Question
The points $$\left( {4,\,7,\,8} \right),\,\left( {2,\,3,\,4} \right),\,\left( { - 1,\, - 2,\,1} \right)$$ and $$\left( {1,\,2,\,5} \right)$$ are the vertices of a :
A.
parallelogram
B.
rhombus
C.
rectangle
D.
square
Answer :
parallelogram
Solution :
Let the points are $$A,\,B,\,C$$ and $$D$$ respectively.
Mid point of $$AC$$ is
$$\left( {\frac{{4 - 1}}{2},\,\frac{{7 - 2}}{2},\,\frac{{8 + 1}}{2}} \right){\text{ or }}\left( {\frac{3}{2},\,\frac{5}{2},\,\frac{9}{2}} \right)$$
Mid point of $$BD$$ is
$$\left( {\frac{{2 + 1}}{2},\,\frac{{3 + 2}}{2},\,\frac{{4 + 5}}{2}} \right){\text{ or }}\left( {\frac{3}{2},\,\frac{5}{2},\,\frac{9}{2}} \right)$$
Thus $$AC$$ and $$BD$$ bisect each other.

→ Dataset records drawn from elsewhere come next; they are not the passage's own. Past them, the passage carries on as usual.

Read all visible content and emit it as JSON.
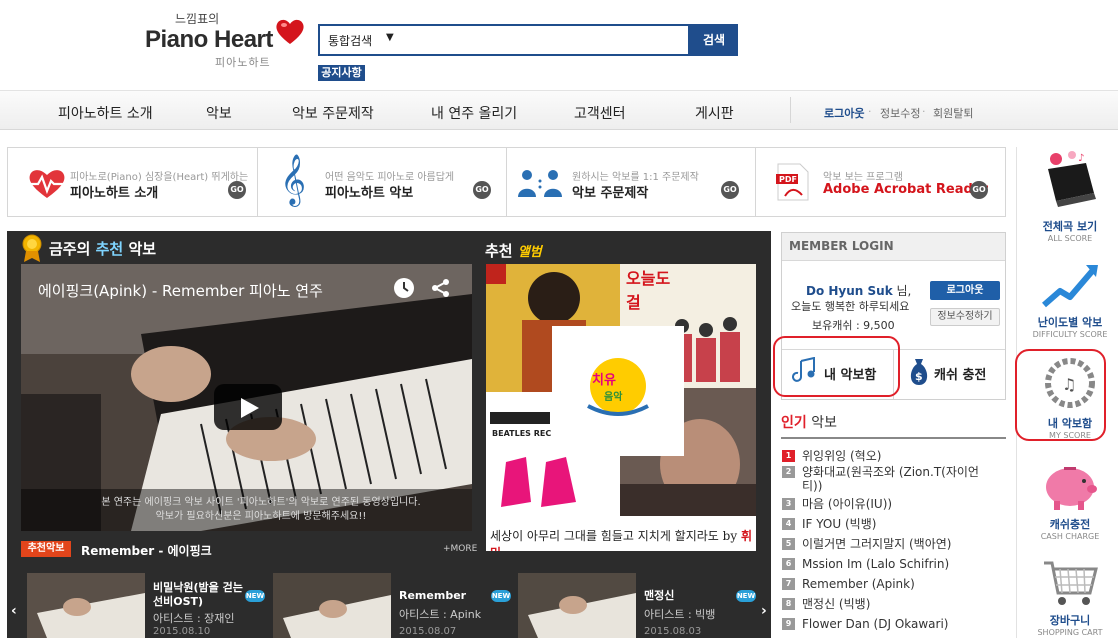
{
  "header": {
    "logo_sub": "느낌표의",
    "logo_main": "Piano Heart",
    "logo_kr": "피아노하트",
    "search_select": "통합검색",
    "search_button": "검색",
    "notice_button": "공지사항"
  },
  "nav": {
    "items": [
      "피아노하트 소개",
      "악보",
      "악보 주문제작",
      "내 연주 올리기",
      "고객센터",
      "게시판"
    ],
    "account": [
      "로그아웃",
      "정보수정",
      "회원탈퇴"
    ]
  },
  "banners": [
    {
      "small": "피아노로(Piano) 심장을(Heart) 뛰게하는",
      "big": "피아노하트 소개",
      "go": "GO"
    },
    {
      "small": "어떤 음악도 피아노로 아름답게",
      "big": "피아노하트 악보",
      "go": "GO"
    },
    {
      "small": "원하시는 악보를 1:1 주문제작",
      "big": "악보 주문제작",
      "go": "GO"
    },
    {
      "small": "악보 보는 프로그램",
      "big": "Adobe Acrobat Reader",
      "go": "GO"
    }
  ],
  "weekly": {
    "title_pre": "금주의 ",
    "title_hl": "추천",
    "title_post": " 악보",
    "video_title": "에이핑크(Apink) - Remember 피아노 연주",
    "caption_1": "본 연주는 에이핑크 악보 사이트 '피아노하트'의 악보로 연주된 동영상입니다.",
    "caption_2": "악보가 필요하신분은 피아노하트에 방문해주세요!!",
    "tag": "추천악보",
    "song": "Remember - 에이핑크",
    "more": "+MORE"
  },
  "rec_album": {
    "title": "추천 ",
    "title_hl": "앨범",
    "caption_a": "세상이 아무리 그대를 힘들고 지치게 할지라도 by ",
    "caption_b": "휘민"
  },
  "thumbs": [
    {
      "title": "비밀낙원(밤을 걷는 선비OST)",
      "artist": "아티스트 : 장재인",
      "date": "2015.08.10",
      "new": "NEW"
    },
    {
      "title": "Remember",
      "artist": "아티스트 : Apink",
      "date": "2015.08.07",
      "new": "NEW"
    },
    {
      "title": "맨정신",
      "artist": "아티스트 : 빅뱅",
      "date": "2015.08.03",
      "new": "NEW"
    }
  ],
  "login": {
    "head": "MEMBER LOGIN",
    "name": "Do Hyun Suk",
    "name_suffix": " 님,",
    "greet": "오늘도 행복한 하루되세요",
    "cash": "보유캐쉬 : 9,500",
    "logout": "로그아웃",
    "edit": "정보수정하기",
    "my_score": "내 악보함",
    "cash_charge": "캐쉬 충전"
  },
  "popular": {
    "title_hl": "인기",
    "title_rest": " 악보",
    "items": [
      {
        "rank": "1",
        "text": "위잉위잉 (혁오)"
      },
      {
        "rank": "2",
        "text": "양화대교(원곡조와 (Zion.T(자이언티))"
      },
      {
        "rank": "3",
        "text": "마음 (아이유(IU))"
      },
      {
        "rank": "4",
        "text": "IF YOU (빅뱅)"
      },
      {
        "rank": "5",
        "text": "이럴거면 그러지말지 (백아연)"
      },
      {
        "rank": "6",
        "text": "Mssion Im (Lalo Schifrin)"
      },
      {
        "rank": "7",
        "text": "Remember (Apink)"
      },
      {
        "rank": "8",
        "text": "맨정신 (빅뱅)"
      },
      {
        "rank": "9",
        "text": "Flower Dan (DJ Okawari)"
      }
    ]
  },
  "sidebar": [
    {
      "kr": "전체곡 보기",
      "en": "ALL SCORE"
    },
    {
      "kr": "난이도별 악보",
      "en": "DIFFICULTY SCORE"
    },
    {
      "kr": "내 악보함",
      "en": "MY SCORE"
    },
    {
      "kr": "캐쉬충전",
      "en": "CASH CHARGE"
    },
    {
      "kr": "장바구니",
      "en": "SHOPPING CART"
    }
  ],
  "colors": {
    "brand": "#1f4d8c",
    "accent_red": "#e0202a",
    "tag_orange": "#e2451b"
  }
}
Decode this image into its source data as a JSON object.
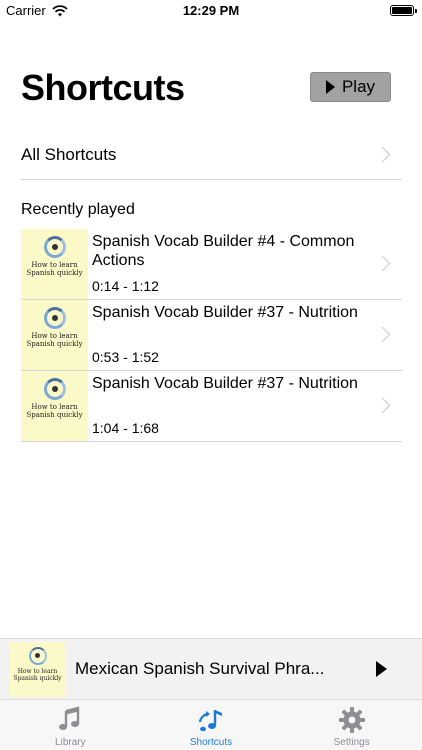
{
  "status_bar": {
    "carrier": "Carrier",
    "time": "12:29 PM"
  },
  "header": {
    "title": "Shortcuts",
    "play_label": "Play"
  },
  "all_shortcuts": {
    "label": "All Shortcuts"
  },
  "recent": {
    "section_title": "Recently played",
    "thumb_text": "How to learn Spanish quickly",
    "items": [
      {
        "title": "Spanish Vocab Builder #4 - Common Actions",
        "time": "0:14 - 1:12"
      },
      {
        "title": "Spanish Vocab Builder #37 - Nutrition",
        "time": "0:53 - 1:52"
      },
      {
        "title": "Spanish Vocab Builder #37 - Nutrition",
        "time": "1:04 - 1:68"
      }
    ]
  },
  "mini_player": {
    "title": "Mexican Spanish Survival Phra...",
    "thumb_text": "How to learn Spanish quickly"
  },
  "tab_bar": {
    "tabs": [
      {
        "label": "Library",
        "icon": "music-note-icon"
      },
      {
        "label": "Shortcuts",
        "icon": "shortcut-music-icon",
        "active": true
      },
      {
        "label": "Settings",
        "icon": "gear-icon"
      }
    ]
  },
  "colors": {
    "accent": "#1e7ad6",
    "thumb_bg": "#fbf9c8",
    "play_button_bg": "#a2a2a2",
    "inactive_tab": "#8e8e93"
  }
}
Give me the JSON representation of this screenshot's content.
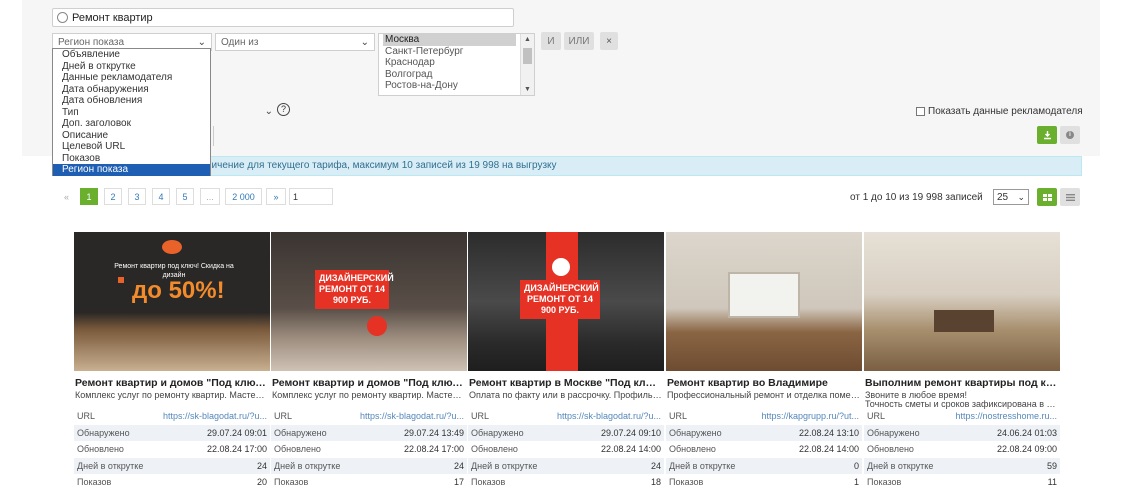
{
  "search": {
    "value": "Ремонт квартир"
  },
  "filters": {
    "field_select": "Регион показа",
    "op_select": "Один из",
    "field_options": [
      "Объявление",
      "Дней в открутке",
      "Данные рекламодателя",
      "Дата обнаружения",
      "Дата обновления",
      "Тип",
      "Доп. заголовок",
      "Описание",
      "Целевой URL",
      "Показов",
      "Регион показа"
    ],
    "region_options": [
      "Москва",
      "Санкт-Петербург",
      "Краснодар",
      "Волгоград",
      "Ростов-на-Дону"
    ],
    "and_label": "И",
    "or_label": "ИЛИ",
    "remove_label": "×",
    "help_label": "?",
    "show_advertiser_label": "Показать данные рекламодателя"
  },
  "info_text": "ничение для текущего тарифа, максимум 10 записей из 19 998 на выгрузку",
  "pagination": {
    "prev": "«",
    "pages": [
      "1",
      "2",
      "3",
      "4",
      "5",
      "...",
      "2 000"
    ],
    "next": "»",
    "goto_value": "1",
    "summary": "от 1 до 10 из 19 998 записей",
    "page_size": "25"
  },
  "labels": {
    "url": "URL",
    "found": "Обнаружено",
    "updated": "Обновлено",
    "days": "Дней в открутке",
    "shows": "Показов"
  },
  "cards": [
    {
      "title": "Ремонт квартир и домов \"Под ключ\"...",
      "desc": "Комплекс услуг по ремонту квартир. Мастера...",
      "url": "https://sk-blagodat.ru/?u...",
      "found": "29.07.24 09:01",
      "updated": "22.08.24 17:00",
      "days": "24",
      "shows": "20",
      "badge": "до 50%!",
      "img_text": "Ремонт квартир под ключ! Скидка на дизайн"
    },
    {
      "title": "Ремонт квартир и домов \"Под ключ\"...",
      "desc": "Комплекс услуг по ремонту квартир. Мастера...",
      "url": "https://sk-blagodat.ru/?u...",
      "found": "29.07.24 13:49",
      "updated": "22.08.24 17:00",
      "days": "24",
      "shows": "17",
      "badge": "ДИЗАЙНЕРСКИЙ РЕМОНТ ОТ 14 900 РУБ."
    },
    {
      "title": "Ремонт квартир в Москве \"Под ключ...",
      "desc": "Оплата по факту или в рассрочку. Профильн...",
      "url": "https://sk-blagodat.ru/?u...",
      "found": "29.07.24 09:10",
      "updated": "22.08.24 14:00",
      "days": "24",
      "shows": "18",
      "badge": "ДИЗАЙНЕРСКИЙ РЕМОНТ ОТ 14 900 РУБ."
    },
    {
      "title": "Ремонт квартир во Владимире",
      "desc": "Профессиональный ремонт и отделка помещ...",
      "url": "https://kapgrupp.ru/?ut...",
      "found": "22.08.24 13:10",
      "updated": "22.08.24 14:00",
      "days": "0",
      "shows": "1"
    },
    {
      "title": "Выполним ремонт квартиры под кл...",
      "desc": "Звоните в любое время!",
      "desc2": "Точность сметы и сроков зафиксирована в д...",
      "url": "https://nostresshome.ru...",
      "found": "24.06.24 01:03",
      "updated": "22.08.24 09:00",
      "days": "59",
      "shows": "11"
    }
  ]
}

Further,
$$\eqalign{
& AC = \sqrt {{{\left( {4 + 1} \right)}^2} + {{\left( {7 + 2} \right)}^2} + {{\left( {8 - 1} \right)}^2}} \cr
& AC = \sqrt {25 + 81 + 49} \cr
& AC = \sqrt {155} \cr
& BD = \sqrt {{{\left( {2 - 1} \right)}^2} + {{\left( {3 - 2} \right)}^2} + {{\left( {4 - 5} \right)}^2}} \cr
& BD = \sqrt {1 + 1 + 1} \cr
& BD = \sqrt 3 \cr
& \therefore \,AC \ne BD \cr} $$
Hence, $$ABCD$$ represents a parallelogram.